GitHub

Research code for predicting train delays caused by weather.

You are most probably NOT able to run this code without authors' help. You may anyway check some particular details about the implementation.

Some general notions about running the code:

The data is assumed to be in Google Cloud BigQuery. Correct credentials has to be provided. For example (in dockerfile):

ADD cnf/TRAINS-xxx.json /a/cnf/TRAINS-xxx.json
ENV GOOGLE_APPLICATION_CREDENTIALS=/a/cnf/TRAINS-xxx.json

Most of the code is made to be ran in Docker containers. Dockerfiles are named xx_dockerfile. In most cases, there are dedicated dockerfile for each method/task.
docker-compose.yaml provides also receipt for running (most) scripts.

Directory Structure

.                        | root folder, contain dockerfiles and docker-compose
|- bin                   | executable scripts
|  |- lib                | libraries
|  |  |- model_functions | required functions to load data into the model
|- cnf                   | config files
|- data                  | data as csv
|- |- full               | full data
|  |  |- a_b_2010-18     | trains delayed between stations
|  |  |- b_c_2010-18     | trains delayed at stations
|- |- subset             | subset of data for experiments
|- labels_vis_1_0_arch   | visualisation of label data
|- labels_vis_1_1        | visualisation of label data
|- spark                 | data fetching and pre-processing done with spark
|- models                | trained models are saved here
|  |- model_type         | automatically generated, for example lstm
|  |  |- data_set_name   | automatically generated, for example trains_2009_18_wo_testset
|  |  |  |- config_name  | automatically generated, for example 16_params_1
|- results               | validation results are saved here
|  |- model_type         | automatically generated, for example lstm
|  |  |- data_set_name   | automatically generated, for example trains_2009_18_wo_testset
|  |  |  |- config_name  | automatically generated, for example 16_params_1
|  |- material           | related material like presentations etc.
|  |- model              | "operationally" ran model is stored here

Data

Delay data is stored in csv files in directory data/full. See location above and structure of the files below.

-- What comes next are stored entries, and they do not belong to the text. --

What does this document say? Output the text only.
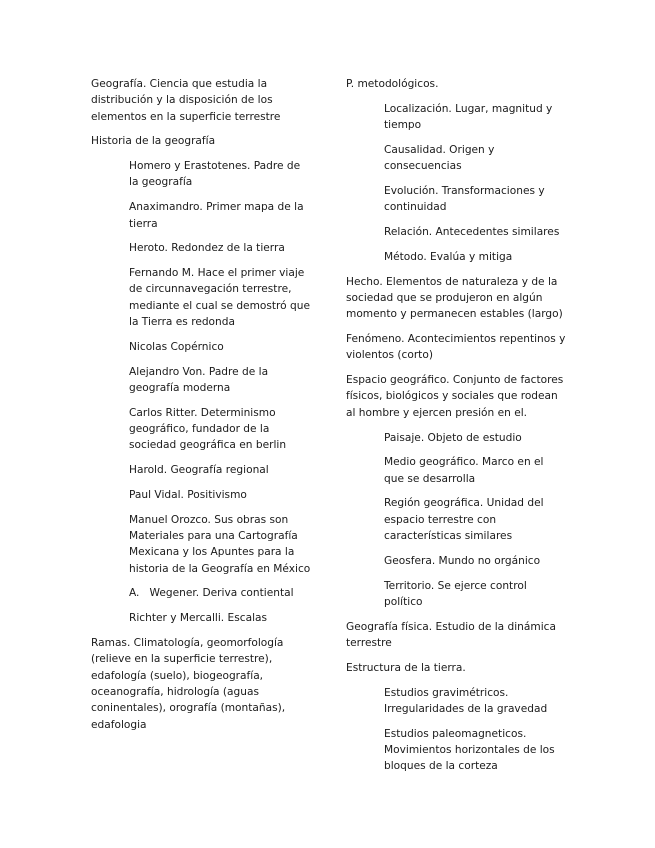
Geografía. Ciencia que estudia la distribución y la disposición de los elementos en la superficie terrestre

Historia de la geografía

Homero y Erastotenes. Padre de la geografía

Anaximandro. Primer mapa de la tierra

Heroto. Redondez de la tierra

Fernando M. Hace el primer viaje de circunnavegación terrestre, mediante el cual se demostró que la Tierra es redonda

Nicolas Copérnico

Alejandro Von. Padre de la geografía moderna

Carlos Ritter. Determinismo geográfico, fundador de la sociedad geográfica en berlin

Harold. Geografía regional

Paul Vidal. Positivismo

Manuel Orozco. Sus obras son Materiales para una Cartografía Mexicana y los Apuntes para la historia de la Geografía en México

A.   Wegener. Deriva contiental

Richter y Mercalli. Escalas

Ramas. Climatología, geomorfología (relieve en la superficie terrestre), edafología (suelo), biogeografía, oceanografía, hidrología (aguas coninentales), orografía (montañas), edafologia

P. metodológicos.

Localización. Lugar, magnitud y tiempo

Causalidad. Origen y consecuencias

Evolución. Transformaciones y continuidad

Relación. Antecedentes similares

Método. Evalúa y mitiga

Hecho. Elementos de naturaleza y de la sociedad que se produjeron en algún momento y permanecen estables (largo)

Fenómeno. Acontecimientos repentinos y violentos (corto)

Espacio geográfico. Conjunto de factores físicos, biológicos y sociales que rodean al hombre y ejercen presión en el.

Paisaje. Objeto de estudio

Medio geográfico. Marco en el que se desarrolla

Región geográfica. Unidad del espacio terrestre con características similares

Geosfera. Mundo no orgánico

Territorio. Se ejerce control político

Geografía física. Estudio de la dinámica terrestre

Estructura de la tierra.

Estudios gravimétricos. Irregularidades de la gravedad

Estudios paleomagneticos. Movimientos horizontales de los bloques de la corteza
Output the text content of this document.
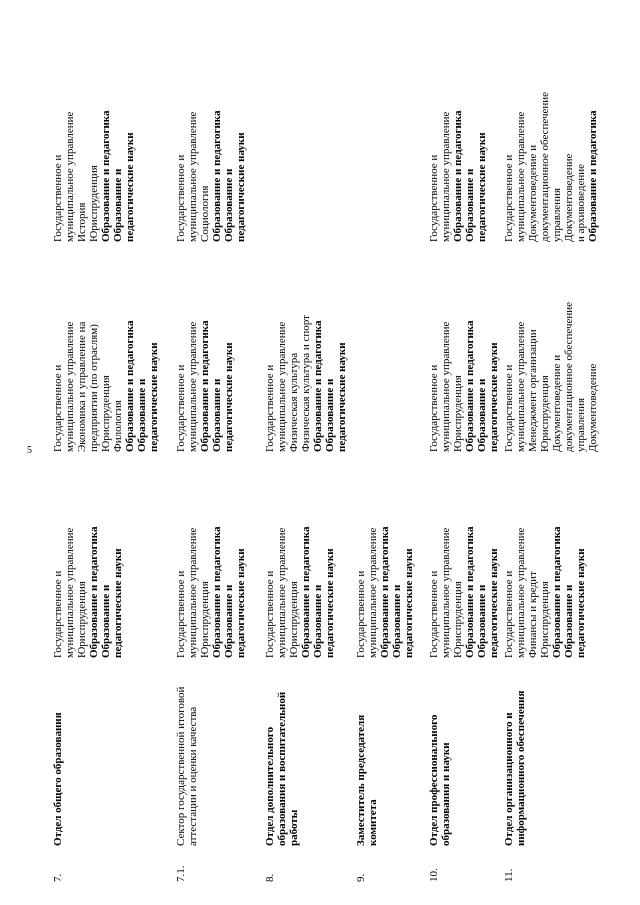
5
7.
Отдел общего образования
Государственное и муниципальное управление Юриспруденция Образование и педагогика Образование и педагогические науки
Государственное и муниципальное управление Экономика и управление на предприятии (по отраслям) Юриспруденция Филология Образование и педагогика Образование и педагогические науки
Государственное и муниципальное управление История Юриспруденция Образование и педагогика Образование и педагогические науки
7.1.
Сектор государственной итоговой аттестации и оценки качества
Государственное и муниципальное управление Юриспруденция Образование и педагогика Образование и педагогические науки
Государственное и муниципальное управление Образование и педагогика Образование и педагогические науки
Государственное и муниципальное управление Социология Образование и педагогика Образование и педагогические науки
8.
Отдел дополнительного образования и воспитательной работы
Государственное и муниципальное управление Юриспруденция Образование и педагогика Образование и педагогические науки
Государственное и муниципальное управление Физическая культура Физическая культура и спорт Образование и педагогика Образование и педагогические науки
9.
Заместитель председателя комитета
Государственное и муниципальное управление Образование и педагогика Образование и педагогические науки
10.
Отдел профессионального образования и науки
Государственное и муниципальное управление Юриспруденция Образование и педагогика Образование и педагогические науки
Государственное и муниципальное управление Юриспруденция Образование и педагогика Образование и педагогические науки
Государственное и муниципальное управление Образование и педагогика Образование и педагогические науки
11.
Отдел организационного и информационного обеспечения
Государственное и муниципальное управление Финансы и кредит Юриспруденция Образование и педагогика Образование и педагогические науки
Государственное и муниципальное управление Менеджмент организации Юриспруденция Документоведение и документационное обеспечение управления Документоведение
Государственное и муниципальное управление Документоведение и документационное обеспечение управления Документоведение и архивоведение Образование и педагогика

Observation data can be obtained from https://opendata.fmi.fi. Please consult https://en.ilmatieteenlaitos.fi/open-data for documentation. You may also benefit the source code located in spark folder.

Delay data

Data fields are following:

date
Start hour (for example: 7 = 7:00:00 – 7:59:59.999 transactions)
Start station
End station
Train type (K=intercity, L=commute, T=cargo, M=else)
Sum of total delayed minutes
Sum of total ahead of time minutes
Sum of additional delayed minutes
Sum of additional ahead of time minutes
Train count during the hour between the stations

Reason codes

Fields for a_b file:

date
hour
train type
start station
end station
reason code
count of transactions with given reason code

Fields for b_c file:

date
hour
train type
start station
reason code
end station
count of transactions with given reason code

Consult https://www.digitraffic.fi/rautatieliikenne/ for more information. Especially links https://rata.digitraffic.fi/api/v1/metadata/detailed-cause-category-codes?show_inactive=true and https://rata.digitraffic.fi/api/v1/metadata/third-cause-category-codes?show_inactive=true are most probably useful. Detailed reason codes have chanbged in the beginning ofg 2017 but first two characters should be coherent.

Config

Configs are stored in cnf/ directory config files named by used method. Config files are read by bin/lib/config.py. Example:

parser = argparse.ArgumentParser()
options = parser.parse_args()
_config.read(options)

All values are stored in options object. Please refer config files and source code for individual config variables.

Individual Scripts

Here are some cherry-picked notations about selected scripts. Mainly to help myself to run the scripts again.

Classification

Classify datasets using LSTM.

Running example:

python -u bin/classify.py --config_filename cnf/lstm.ini --config_name test

Copy Dataset

Copy dataset to another name (in BigQuery).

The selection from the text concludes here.